A paper application form will be sent to you to complete within four weeks. You can receive help filling in the application from a local organisation.

People over state pension age might be able to claim Attendance Allowance.

People under 16 years old might be able to claim Disability Living Allowance.

If you or your partner are claiming Universal Credit and are unable to work, you may be able to increase your income by £354.28 per month by applying to be considered for the Limited Capability for Work and Work Related Activity element of Universal Credit.

Find out more about Universal Credit’s Limited Capability for Work and Work Related Activity element.


If you provide care for someone for at least 35 hours a week, and that person receives one of the below benefits, you would receive £69.70 a week Carers Allowance.

  • Personal Independence Payment – daily living component
  • Disability Living Allowance – the middle or highest care rate
  • Attendance Allowance
  • Constant Attendance Allowance at or above the normal maximum rate with an Industrial Injuries Disablement Benefit
  • Constant Attendance Allowance at the basic (full day) rate with a War Disablement Pension
  • Armed Forces Independence Payment

If someone else also cares for the same person as you, only one of you can claim Carer’s Allowance. You also need to be eligible to receive a payment, for example you cannot be in full time education or earn more than £132 a week after tax, National Insurance and expenses.

Find out more about Carer’s Allowance.

If a member of your household is claiming Universal Credit and provides care for a person claiming a disability benefit for at least 35 hours per week of care, then they can apply for a Carers Element of Universal Credit that would increase their income by £168.81 per month.

Find out more about Universal Credit’s Carers Element.

Child Maintenance

If you have children with an ex-partner, they should contribute towards the child’s everyday living costs. Even if the absent parent does not see their child/children, they are legally responsible for the costs of raising them.

You can arrange child maintenance yourselves in a flexible arrangement that can include what works for both of you including shared care, splitting the costs of items or a regular contribution towards things like household costs, uniforms or school trips or clubs etc.

You can find independent advice about child maintenance options on the Citizens Advice website. The maintenance you receive may affect other benefits.

This might not be appropriate if you think the other parent poses a threat to you or your children, or if you are a victim of domestic violence.

Discretionary Payments

If you are receiving Housing Benefit or Housing Costs Element of Universal Credit and have a shortfall in the financial support you receive to pay rent, you might be able to receive a Discretionary Housing Payment (DHP) if you are struggling financially.

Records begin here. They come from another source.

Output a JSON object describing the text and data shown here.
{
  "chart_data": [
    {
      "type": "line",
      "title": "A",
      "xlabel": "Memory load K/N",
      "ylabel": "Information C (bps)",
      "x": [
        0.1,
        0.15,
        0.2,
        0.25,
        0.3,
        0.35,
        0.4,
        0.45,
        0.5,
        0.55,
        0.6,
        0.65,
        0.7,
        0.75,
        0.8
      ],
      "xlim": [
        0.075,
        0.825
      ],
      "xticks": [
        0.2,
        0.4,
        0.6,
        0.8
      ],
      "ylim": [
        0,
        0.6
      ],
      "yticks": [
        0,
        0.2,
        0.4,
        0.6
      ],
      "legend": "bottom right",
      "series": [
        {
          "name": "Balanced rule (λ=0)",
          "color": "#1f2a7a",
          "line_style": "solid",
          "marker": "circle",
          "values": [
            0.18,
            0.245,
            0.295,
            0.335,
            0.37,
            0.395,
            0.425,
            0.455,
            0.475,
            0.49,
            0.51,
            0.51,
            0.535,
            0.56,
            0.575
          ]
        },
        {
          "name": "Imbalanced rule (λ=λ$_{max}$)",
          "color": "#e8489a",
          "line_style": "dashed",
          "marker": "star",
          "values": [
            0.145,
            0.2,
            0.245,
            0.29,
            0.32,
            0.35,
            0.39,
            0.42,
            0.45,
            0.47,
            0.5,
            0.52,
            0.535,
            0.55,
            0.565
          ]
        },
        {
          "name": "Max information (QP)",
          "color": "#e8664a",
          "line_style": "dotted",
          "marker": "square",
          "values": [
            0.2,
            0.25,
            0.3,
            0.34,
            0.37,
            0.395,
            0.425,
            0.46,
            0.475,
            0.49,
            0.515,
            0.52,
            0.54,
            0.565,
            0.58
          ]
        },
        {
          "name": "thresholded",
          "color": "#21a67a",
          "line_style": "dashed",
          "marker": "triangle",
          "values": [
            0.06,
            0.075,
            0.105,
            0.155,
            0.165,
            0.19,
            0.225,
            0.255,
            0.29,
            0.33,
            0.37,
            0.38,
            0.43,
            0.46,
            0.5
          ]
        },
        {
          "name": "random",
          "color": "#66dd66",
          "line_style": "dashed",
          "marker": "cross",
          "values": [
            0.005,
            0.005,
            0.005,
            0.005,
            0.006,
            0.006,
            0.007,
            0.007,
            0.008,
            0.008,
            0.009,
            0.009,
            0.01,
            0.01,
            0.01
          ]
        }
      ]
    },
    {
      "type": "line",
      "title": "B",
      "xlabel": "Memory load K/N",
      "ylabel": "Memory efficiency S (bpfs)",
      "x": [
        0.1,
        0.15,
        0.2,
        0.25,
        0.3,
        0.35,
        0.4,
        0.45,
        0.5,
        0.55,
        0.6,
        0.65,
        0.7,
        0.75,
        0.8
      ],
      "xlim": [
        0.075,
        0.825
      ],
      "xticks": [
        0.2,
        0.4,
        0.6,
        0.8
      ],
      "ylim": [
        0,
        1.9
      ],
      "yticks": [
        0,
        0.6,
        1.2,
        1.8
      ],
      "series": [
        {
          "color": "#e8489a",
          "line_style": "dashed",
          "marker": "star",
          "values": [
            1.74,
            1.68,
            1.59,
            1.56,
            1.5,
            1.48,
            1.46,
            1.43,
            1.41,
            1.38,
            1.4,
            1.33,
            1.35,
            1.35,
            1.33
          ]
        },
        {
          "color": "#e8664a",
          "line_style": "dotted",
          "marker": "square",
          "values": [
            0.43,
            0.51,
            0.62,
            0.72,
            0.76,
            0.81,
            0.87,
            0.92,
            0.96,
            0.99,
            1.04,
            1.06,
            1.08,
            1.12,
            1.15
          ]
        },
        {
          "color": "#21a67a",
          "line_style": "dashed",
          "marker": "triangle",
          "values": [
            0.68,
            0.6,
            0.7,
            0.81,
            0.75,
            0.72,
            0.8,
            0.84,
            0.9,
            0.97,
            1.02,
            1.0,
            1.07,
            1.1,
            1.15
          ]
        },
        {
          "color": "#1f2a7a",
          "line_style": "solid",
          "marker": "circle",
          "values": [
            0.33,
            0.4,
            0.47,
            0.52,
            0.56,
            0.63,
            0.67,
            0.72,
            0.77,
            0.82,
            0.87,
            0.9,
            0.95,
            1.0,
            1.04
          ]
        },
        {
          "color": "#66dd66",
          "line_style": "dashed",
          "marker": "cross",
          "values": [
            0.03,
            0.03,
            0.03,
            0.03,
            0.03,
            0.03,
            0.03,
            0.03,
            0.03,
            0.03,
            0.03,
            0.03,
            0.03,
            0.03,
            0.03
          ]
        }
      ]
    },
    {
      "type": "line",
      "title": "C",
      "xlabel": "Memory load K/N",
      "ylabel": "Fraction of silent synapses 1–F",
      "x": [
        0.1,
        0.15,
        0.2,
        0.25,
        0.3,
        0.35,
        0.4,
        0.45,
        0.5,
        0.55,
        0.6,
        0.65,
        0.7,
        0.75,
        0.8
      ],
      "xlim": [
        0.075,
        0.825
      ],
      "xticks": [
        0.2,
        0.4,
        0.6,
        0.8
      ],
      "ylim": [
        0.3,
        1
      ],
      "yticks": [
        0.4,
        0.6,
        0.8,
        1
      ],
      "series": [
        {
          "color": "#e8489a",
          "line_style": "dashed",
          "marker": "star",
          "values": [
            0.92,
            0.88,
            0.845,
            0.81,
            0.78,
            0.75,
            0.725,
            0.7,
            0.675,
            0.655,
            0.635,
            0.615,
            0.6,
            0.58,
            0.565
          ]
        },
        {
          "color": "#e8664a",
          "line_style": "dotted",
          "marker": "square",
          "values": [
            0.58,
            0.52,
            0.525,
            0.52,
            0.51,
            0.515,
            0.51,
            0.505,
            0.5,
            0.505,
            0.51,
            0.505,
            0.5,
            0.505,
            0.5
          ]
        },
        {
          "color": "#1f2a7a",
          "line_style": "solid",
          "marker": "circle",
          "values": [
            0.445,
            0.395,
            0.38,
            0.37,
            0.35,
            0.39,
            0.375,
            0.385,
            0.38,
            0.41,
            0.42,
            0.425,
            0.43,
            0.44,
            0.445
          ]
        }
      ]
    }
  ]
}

If you receive Council Tax Support and are struggling to pay your bill, you can apply for a Discretionary Council Tax Support payment (DCTSP).

You do not need to repay a DHP or DCTSP and if your application is successful, it might provide you with short term financial help to give you time to improve your situation.  

Apply for a Discretionary Payment.

Child Benefit

Children can leave school on the last Friday in June if they will be 16 by the end of the summer holidays. However, they must do one of the following until they are 18:

  • stay in full-time education, for example at a college
  • start an apprenticeship or traineeship
  • spend 20 hours or more a week working or volunteering, while in part-time education or training

Child Benefit stops on 31 August on or after your child’s 16th birthday if they leave education or training. It will continue up to the age of 20 if they stay in approved education or training, but you will need to inform Child Benefit.

Approved Education must be full-time (an average of 12 hours or more a week supervised study or course related work experience), it includes:

  • A level or similar
  • NVQs and other vocational qualifications up to level 3
  • traineeships in England
  • home education if started before your child turned 16

Courses are not approved if paid for by an employer or ‘advanced’, for example a university degree or BTEC Higher National Certificate.

Approved Training is unpaid and can include:

  • Foundation Apprenticeships

Courses that are part of a job contract are not approved.

When your child leaves approved education or training, payments will stop at the end of February, 31 May, 31 August or 30 November (whichever comes first).

You must tell Child Benefit if there is a change of circumstances or any breaks in your child’s education or training. You can call them on 0300 200 3100 Monday to Friday 8am to 8pm and Saturday 8am to 4pm.

Find out more about child benefit.

Winter Fuel Payment

If have you reached state pension age, you may be entitled to between £100 and £300 to help you pay your heating bills. This is known as a ‘Winter Fuel Payment’.

This is normally paid automatically, but if you haven’t received your payment by the beginning of January call the Winter Fuel Helpline on 0800 731 0160 or visit

Benefit overpayment recovery

If you claim benefits and your entitlement is being reduced by deductions to repay a debt you owe, you can speak to the Department for Work & Pensions (DWP) on 0800 916 0647. You can find out how much you owe for each debt being deducted from your benefits and ask for the deductions to be reduced if you are in financial hardship.

By reducing the amount being deducted, you will increase the income you have available.